MuzykaFilmowa.pl

Nick:michalina Dodano:2007-01-11 18:04:13 Wpis:To prawda,podczas koncertu był niemały problem,na czym się skupić:)Słysząc tą wspaniałą muzyke graną na żywo chciało się po prostu zamknąć oczy i słuchać...ale z drugiej strony film!Żal było ominąć widok Charli'ego i choć jedną z zabawnych scen z jego udziałem...Magia koncertu była niesamowita,a moment,gdy patrzyliśmy na ekran i aktorów,którzy kołysząc się w rytm muzyki otwierali usta i śpiewali głosami członków orkiestry obecnych z nami na jednej sali był wyjatkowo poruszajacy i cudownie połączył oba pokolenia,współczesnych Chaplinowi z nami.
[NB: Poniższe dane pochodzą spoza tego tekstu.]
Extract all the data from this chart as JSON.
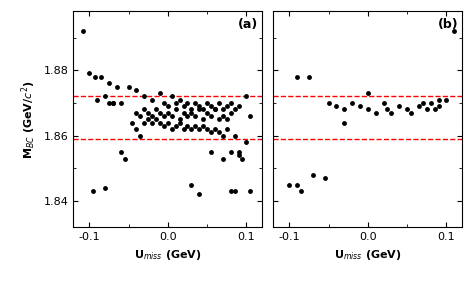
{
  "hline_upper": 1.872,
  "hline_lower": 1.859,
  "xlim": [
    -0.12,
    0.12
  ],
  "ylim": [
    1.832,
    1.898
  ],
  "yticks": [
    1.84,
    1.86,
    1.88
  ],
  "xticks": [
    -0.1,
    0,
    0.1
  ],
  "xlabel": "U$_{miss}$ (GeV)",
  "ylabel": "M$_{BC}$ (GeV/$c^{2}$)",
  "label_a": "(a)",
  "label_b": "(b)",
  "dot_color": "#000000",
  "hline_color": "#ff0000",
  "marker_size": 3.5,
  "panel_a_x": [
    -0.108,
    -0.093,
    -0.085,
    -0.075,
    -0.065,
    -0.05,
    -0.04,
    -0.03,
    -0.02,
    -0.01,
    -0.005,
    0.0,
    0.005,
    0.01,
    0.015,
    0.02,
    0.025,
    0.03,
    0.035,
    0.04,
    0.045,
    0.05,
    0.055,
    0.06,
    0.065,
    0.07,
    0.075,
    0.08,
    0.085,
    0.09,
    0.1,
    0.105,
    -0.04,
    -0.035,
    -0.03,
    -0.025,
    -0.02,
    -0.015,
    -0.01,
    -0.005,
    0.0,
    0.005,
    0.01,
    0.015,
    0.02,
    0.025,
    0.03,
    0.035,
    0.04,
    0.045,
    0.05,
    0.055,
    0.06,
    0.065,
    0.07,
    0.075,
    0.08,
    -0.03,
    -0.025,
    -0.02,
    -0.015,
    -0.01,
    -0.005,
    0.0,
    0.005,
    0.01,
    0.015,
    0.02,
    0.025,
    0.03,
    0.035,
    0.04,
    0.045,
    0.05,
    0.055,
    0.06,
    0.065,
    0.07,
    0.075,
    0.085,
    0.1,
    -0.07,
    -0.045,
    -0.04,
    -0.035,
    0.055,
    0.09,
    -0.1,
    -0.09,
    -0.08,
    -0.075,
    -0.07,
    -0.06,
    0.07,
    0.08,
    0.09,
    0.095,
    0.105,
    -0.06,
    -0.055,
    0.03,
    0.08,
    -0.08,
    -0.095,
    0.04,
    0.085
  ],
  "panel_a_y": [
    1.892,
    1.878,
    1.878,
    1.876,
    1.875,
    1.875,
    1.874,
    1.872,
    1.871,
    1.873,
    1.87,
    1.869,
    1.872,
    1.87,
    1.871,
    1.869,
    1.87,
    1.868,
    1.87,
    1.869,
    1.868,
    1.87,
    1.869,
    1.868,
    1.87,
    1.868,
    1.869,
    1.87,
    1.868,
    1.869,
    1.872,
    1.866,
    1.867,
    1.866,
    1.868,
    1.867,
    1.866,
    1.868,
    1.867,
    1.866,
    1.867,
    1.866,
    1.868,
    1.865,
    1.867,
    1.866,
    1.867,
    1.866,
    1.868,
    1.865,
    1.867,
    1.866,
    1.868,
    1.865,
    1.866,
    1.865,
    1.867,
    1.864,
    1.865,
    1.864,
    1.865,
    1.864,
    1.863,
    1.864,
    1.862,
    1.863,
    1.864,
    1.862,
    1.863,
    1.862,
    1.863,
    1.862,
    1.863,
    1.862,
    1.861,
    1.862,
    1.861,
    1.86,
    1.862,
    1.86,
    1.858,
    1.87,
    1.864,
    1.862,
    1.86,
    1.855,
    1.855,
    1.879,
    1.871,
    1.872,
    1.87,
    1.87,
    1.87,
    1.853,
    1.855,
    1.854,
    1.853,
    1.843,
    1.855,
    1.853,
    1.845,
    1.843,
    1.844,
    1.843,
    1.842,
    1.843
  ],
  "panel_b_x": [
    -0.09,
    -0.075,
    0.0,
    0.09,
    0.1,
    0.11,
    -0.05,
    -0.04,
    -0.03,
    -0.02,
    -0.01,
    0.0,
    0.01,
    0.02,
    0.025,
    0.03,
    0.04,
    0.05,
    0.055,
    0.065,
    0.07,
    0.075,
    0.08,
    0.085,
    0.09,
    -0.1,
    -0.09,
    -0.085,
    -0.03,
    -0.07,
    -0.055
  ],
  "panel_b_y": [
    1.878,
    1.878,
    1.873,
    1.871,
    1.871,
    1.892,
    1.87,
    1.869,
    1.868,
    1.87,
    1.869,
    1.868,
    1.867,
    1.87,
    1.868,
    1.867,
    1.869,
    1.868,
    1.867,
    1.869,
    1.87,
    1.868,
    1.87,
    1.868,
    1.869,
    1.845,
    1.845,
    1.843,
    1.864,
    1.848,
    1.847
  ]
}
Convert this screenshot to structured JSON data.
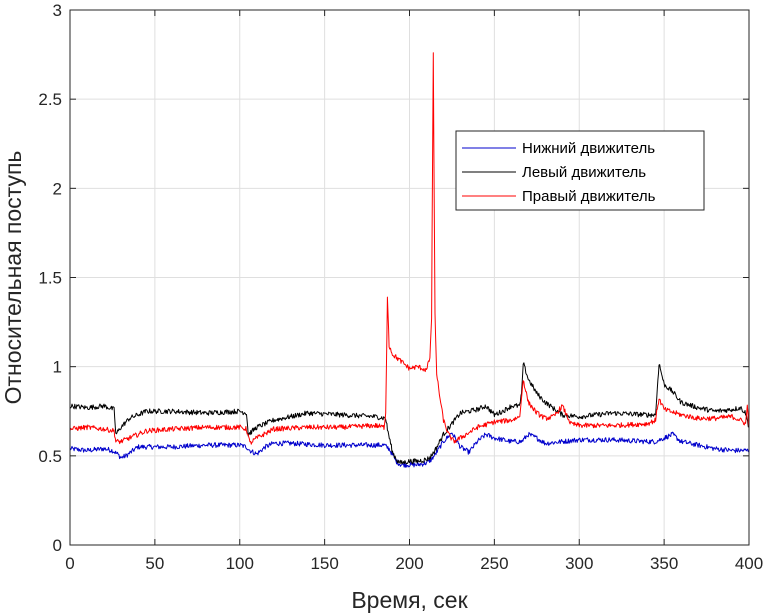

Nick:Kuba Dodano:2007-01-10 23:52:40 Wpis:Koper - czy to wyzwanie? :P
Nick:Koper Dodano:2007-01-10 19:06:46 Wpis:A ja jestem ciekaw jak ten soundtrack ma się w porównaniu do innego soundtrackowego 'best of Beethoven' ;), czyli "Immortal Beloved". :) Może Kuba pokusiłbyś się też o recenzję tej drugiej płytki? :D
Nick:Aif Dodano:2007-01-10 17:00:53 Wpis:Eeee widziałem ładniejsze twarzyczki :P
Nick:Olek Dębicz Dodano:2007-01-10 15:14:09 Wpis:Chciałbym jeszcze tylko wyrazić swój zachwyt nad genialną sceną wykonania IX Symfoni. To jeden z najlepszych muzycznych fragmentów w filmie ze wszystkich, jakie dotąd widziałem. Ciarki przeszły mi po plecach.
Miłośnikom twórczości Beethovena oraz tym, którzy dopiero rozpoczynają z nim znajomość gorąco polecam nowe, fenomenalne nagranie jego wszystkich dziewięciu symfonii, zrealizowane przez Wiedeńskich Filharmoników pod dyrekcją Sir Simona Rattle'a (EMI). Wartość płyt potęguje fakt, że są to nagrania live. Rattle jak zawsze wyciąga z orkiestry najbardziej wysublimowane smaczki, czyniąc dzieła niemieckiego mistrza jeszcze bardziej atrakcyjnymi. Zwracam uwagę zwłaszcza na 5. Symfonię c-moll.